It’s a regional conflict between Jews and Arabs for the same territory.
During WW1, in 1917, the British tried to weaken the Ottoman empire by supporting Arab rebellion and promising them independence in the liberated territories.
Finally, the Ottoman Empire was defeated and got split into new land by the European powers. What remained was Palestine – the British wanted to create a jews homeland where jews community was a small minority then.
During WW2, when Jews were persecuted by the holocaust, they immigrated to Palestine from Europe, especially Germany where the anti-semantic Nazi party came into power. They increased their number as well as the tensions with Arabs too.
Due to the overwhelming situation, in 1948, Britain withdrew from Palestine that resulted in the United Nations taking over. United Nations proposed to divide the region into two states – Arab State and Jewish State and Jerusalem with the special status of an international zone. Most of the Palestine Jews accepted the partition but the proposal was rejected by Palestine Arabs. Then what followed was a Civil War between the two communities.
The Arab league puts together a liberation army of volunteers to fight. On the other hand, the jews organized an army by giving military training to its population.
In 1948, jews proclaimed the independence of the state of Israel. In response, the Arab League declared a war. Finally, the Armistice was signed. As a result, Israel seized new territory that included Western Jerusalem. Egypt received the Gaza strip, and the West Bank was annexed to form Jordan.
This conflict caused a large scale displacement. Many Arabs fled Israel territories to refugee camps. On the other, Jews communities in Arab countries took refuge in Israel or elsewhere in Europe. Eventually, many European Jews who were reassured by the victory of Israel chose to settle here.
1964: Founding of the Palestine Liberation Organization (PLO)
In 1967, following tensions with its neighbors, Israel declared war on Egypt, Jordan, and Syria.
In the Six-day Arab- Israeli War, Israeli forces dominate the war and seize the Golan Heights from Syria, Sinai Peninsula & Gaza strip from Egypt, and the West Bank & East Jerusalem from Jordan. Also, Israelis settlers began to move into Palestine territories. United Nations reacts and adopts resolution condemning these Israeli occupations.
In 1973, Egypt and Syria attacked Israel to get back their land. Initially, the Israeli army fails to repel the attack. Under the influence of the Cold War, the Soviet Union and the Arab countries gave support to the attack while the United States sends emergency supplies of weaponry to Israel. With this boost, the Israel army further continues to push its borders.
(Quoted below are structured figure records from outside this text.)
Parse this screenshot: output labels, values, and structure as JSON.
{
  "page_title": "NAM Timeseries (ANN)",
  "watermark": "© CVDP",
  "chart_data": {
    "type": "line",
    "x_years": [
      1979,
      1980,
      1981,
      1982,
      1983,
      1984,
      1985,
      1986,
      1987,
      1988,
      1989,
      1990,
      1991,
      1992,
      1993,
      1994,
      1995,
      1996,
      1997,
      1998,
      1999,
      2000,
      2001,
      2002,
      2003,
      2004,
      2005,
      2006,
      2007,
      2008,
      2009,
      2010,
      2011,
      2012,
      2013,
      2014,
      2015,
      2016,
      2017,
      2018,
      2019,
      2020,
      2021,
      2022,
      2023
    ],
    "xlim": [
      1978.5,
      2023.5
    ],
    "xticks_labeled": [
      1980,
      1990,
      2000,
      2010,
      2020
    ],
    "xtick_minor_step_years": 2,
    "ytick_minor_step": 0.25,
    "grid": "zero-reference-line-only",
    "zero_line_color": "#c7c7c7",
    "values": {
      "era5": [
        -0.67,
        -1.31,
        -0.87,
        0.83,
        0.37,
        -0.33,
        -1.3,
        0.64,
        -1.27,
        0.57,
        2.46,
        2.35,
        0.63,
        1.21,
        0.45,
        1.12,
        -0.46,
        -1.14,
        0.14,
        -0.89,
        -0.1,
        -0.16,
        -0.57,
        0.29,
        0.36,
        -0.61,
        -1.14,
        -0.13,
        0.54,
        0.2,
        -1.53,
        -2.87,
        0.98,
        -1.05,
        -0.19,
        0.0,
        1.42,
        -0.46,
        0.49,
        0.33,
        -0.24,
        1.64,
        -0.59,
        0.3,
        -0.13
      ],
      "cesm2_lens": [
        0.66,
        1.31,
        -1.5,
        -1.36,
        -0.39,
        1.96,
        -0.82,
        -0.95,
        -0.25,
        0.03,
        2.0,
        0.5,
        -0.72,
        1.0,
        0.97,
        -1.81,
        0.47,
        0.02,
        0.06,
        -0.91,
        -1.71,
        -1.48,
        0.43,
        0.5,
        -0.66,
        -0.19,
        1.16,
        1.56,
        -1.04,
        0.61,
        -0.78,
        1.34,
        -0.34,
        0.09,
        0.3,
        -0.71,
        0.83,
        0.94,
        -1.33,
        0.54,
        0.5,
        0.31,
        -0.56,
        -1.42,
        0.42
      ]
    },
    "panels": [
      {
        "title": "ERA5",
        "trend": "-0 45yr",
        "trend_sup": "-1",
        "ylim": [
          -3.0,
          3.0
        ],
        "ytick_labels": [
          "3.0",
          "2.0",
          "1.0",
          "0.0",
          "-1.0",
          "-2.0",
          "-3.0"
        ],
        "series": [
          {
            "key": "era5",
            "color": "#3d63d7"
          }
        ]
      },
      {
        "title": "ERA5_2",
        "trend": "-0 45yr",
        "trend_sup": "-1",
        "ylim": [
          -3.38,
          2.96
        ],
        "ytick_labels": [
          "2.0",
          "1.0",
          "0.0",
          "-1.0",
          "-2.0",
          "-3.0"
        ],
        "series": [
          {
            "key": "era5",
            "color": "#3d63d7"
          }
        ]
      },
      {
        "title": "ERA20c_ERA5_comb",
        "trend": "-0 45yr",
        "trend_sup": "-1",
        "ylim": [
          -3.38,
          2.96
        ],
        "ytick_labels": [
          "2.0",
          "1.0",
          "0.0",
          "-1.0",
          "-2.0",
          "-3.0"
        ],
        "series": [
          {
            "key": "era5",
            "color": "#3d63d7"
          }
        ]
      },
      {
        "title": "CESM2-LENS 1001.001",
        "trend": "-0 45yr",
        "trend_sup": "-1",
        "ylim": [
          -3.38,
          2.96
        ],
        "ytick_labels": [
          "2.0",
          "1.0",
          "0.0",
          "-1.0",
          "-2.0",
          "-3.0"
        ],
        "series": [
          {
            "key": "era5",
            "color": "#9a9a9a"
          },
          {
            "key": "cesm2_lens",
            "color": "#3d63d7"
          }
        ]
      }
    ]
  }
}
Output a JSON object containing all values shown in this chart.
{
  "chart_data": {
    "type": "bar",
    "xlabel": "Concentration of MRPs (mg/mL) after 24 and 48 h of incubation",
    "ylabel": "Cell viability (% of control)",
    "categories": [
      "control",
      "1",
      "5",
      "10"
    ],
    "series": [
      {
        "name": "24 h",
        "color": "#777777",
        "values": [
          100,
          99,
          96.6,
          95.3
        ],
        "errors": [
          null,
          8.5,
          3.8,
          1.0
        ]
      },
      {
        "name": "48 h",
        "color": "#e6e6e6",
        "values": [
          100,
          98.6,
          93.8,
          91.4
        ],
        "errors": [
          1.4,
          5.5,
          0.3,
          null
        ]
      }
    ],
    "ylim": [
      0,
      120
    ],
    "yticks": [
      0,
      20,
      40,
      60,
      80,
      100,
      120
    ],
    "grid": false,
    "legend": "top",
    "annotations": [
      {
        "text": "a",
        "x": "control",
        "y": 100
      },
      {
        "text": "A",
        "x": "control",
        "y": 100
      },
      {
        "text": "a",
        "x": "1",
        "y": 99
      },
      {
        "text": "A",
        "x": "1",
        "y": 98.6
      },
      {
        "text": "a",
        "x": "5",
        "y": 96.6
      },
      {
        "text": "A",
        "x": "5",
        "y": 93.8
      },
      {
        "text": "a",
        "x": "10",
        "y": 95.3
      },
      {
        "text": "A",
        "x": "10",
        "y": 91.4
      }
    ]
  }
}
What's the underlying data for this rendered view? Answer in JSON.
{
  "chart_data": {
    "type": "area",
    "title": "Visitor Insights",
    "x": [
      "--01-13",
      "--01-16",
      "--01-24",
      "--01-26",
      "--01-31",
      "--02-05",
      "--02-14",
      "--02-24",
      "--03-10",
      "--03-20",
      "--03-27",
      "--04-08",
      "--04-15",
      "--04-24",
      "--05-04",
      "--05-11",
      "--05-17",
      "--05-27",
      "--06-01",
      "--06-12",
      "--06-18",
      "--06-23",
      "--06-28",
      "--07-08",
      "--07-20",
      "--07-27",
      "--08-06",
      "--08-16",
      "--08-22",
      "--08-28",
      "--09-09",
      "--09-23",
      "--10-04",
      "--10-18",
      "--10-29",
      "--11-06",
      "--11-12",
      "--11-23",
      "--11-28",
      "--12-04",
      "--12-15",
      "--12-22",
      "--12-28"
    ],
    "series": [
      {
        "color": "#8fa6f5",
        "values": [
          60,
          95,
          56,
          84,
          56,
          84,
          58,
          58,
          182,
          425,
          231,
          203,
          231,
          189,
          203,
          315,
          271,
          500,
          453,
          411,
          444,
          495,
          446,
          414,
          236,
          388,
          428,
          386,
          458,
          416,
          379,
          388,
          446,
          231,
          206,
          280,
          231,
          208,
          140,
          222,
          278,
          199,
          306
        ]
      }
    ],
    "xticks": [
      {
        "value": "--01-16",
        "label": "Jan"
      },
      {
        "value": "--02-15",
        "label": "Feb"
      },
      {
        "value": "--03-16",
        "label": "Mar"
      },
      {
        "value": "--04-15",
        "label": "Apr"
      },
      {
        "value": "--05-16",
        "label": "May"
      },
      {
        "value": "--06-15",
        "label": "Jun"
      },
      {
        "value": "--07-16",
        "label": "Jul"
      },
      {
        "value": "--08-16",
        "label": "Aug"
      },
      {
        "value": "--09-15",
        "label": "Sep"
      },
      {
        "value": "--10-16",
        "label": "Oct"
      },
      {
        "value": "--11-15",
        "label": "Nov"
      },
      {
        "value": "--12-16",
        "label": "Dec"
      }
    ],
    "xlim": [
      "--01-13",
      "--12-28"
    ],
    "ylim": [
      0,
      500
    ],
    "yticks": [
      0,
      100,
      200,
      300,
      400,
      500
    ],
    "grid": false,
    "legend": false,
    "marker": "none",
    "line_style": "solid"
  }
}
After a cease-fire, oil-exporting Arab countries decide to punish the United States and Israel allies by increasing the price of oil and decreasing its production. It caused the first oil crisis in 1973. As a result, Israel came under international pressure ceded Senai back to Egypt and part of Golan to Syria but retains control over Palestine territories where colonization accelerates mainly in east Jerusalem.
In West Bank, tension increased over water supplies as Israel had the upper hand on the resources that were unevenly distributed between Israeli settlements and Palestine areas. In 1987, the Palestinian population rebels. It was the beginning of the first Intifada – an Arab term meaning uprising. In this context arises Hamas – a Palestine Islamists movement fighting Israel. Meanwhile, in 1988 Jordan cedes to the PLO all the country’s territorial claims in the West Bank and Eastern Jerusalem.
In 1993, Palestine Liberation Organization (PLO) and the Israeli government agreed to implement a two-state solution by establishing two states – Palestine for Arab people and Israel for the Jewish people.
In 1995, a partition plan was proposed that provided for Palestine controlled areas, mixed areas, and rest under Israeli control ( plan for West Bank and Gaza Strip). But the two parties were unable to agree on thorny issues such as the status of Jerusalem and the return of Palestine refugees.
Israel begins constructing a wall in the west bank to protect the country but, in doing so, encroaches upon Palestinian territories. The wall is declared illegal by the ICJ. To try to calm the situation, the Israeli government in 2005 decided to remove Jewish settlement from the Gaza strip but retains control over its borders.
In the years that follow, tension focus around the Gaza strip, mainly against Hamas that came into power.
Israel imposes a blockade on the west bank while Hamas regularly fires rockets into Israeli territories. Violence from both sides resulted in a humanitarian disaster.
Why is the solution so difficult to achieve?
Both sides consider Jerusalem as their capital, which is also a place of worship and has a cultural heritage. The Israeli settlements in the West Bank are making the division even more difficult. Thirdly, Palestinian refugees who left Israel believe that they deserve the right to be back.
Globally, countries have recognized Israel and maintain diplomatic relations. But at the same time country are sympathetic to the Palestinian issue too.
It is a long-standing struggle for sovereignty over some parts of the land. The conflict between Israel and the militants in Palestine has disturbed the peace raising ethical issues. Israel’s settlements and their encroaching upon the land claimed by Palestinians further results in human rights violations.
Moreover, the issue has other connotations because of the involvement of Arab countries and the western nations leading to volatility and insecurity.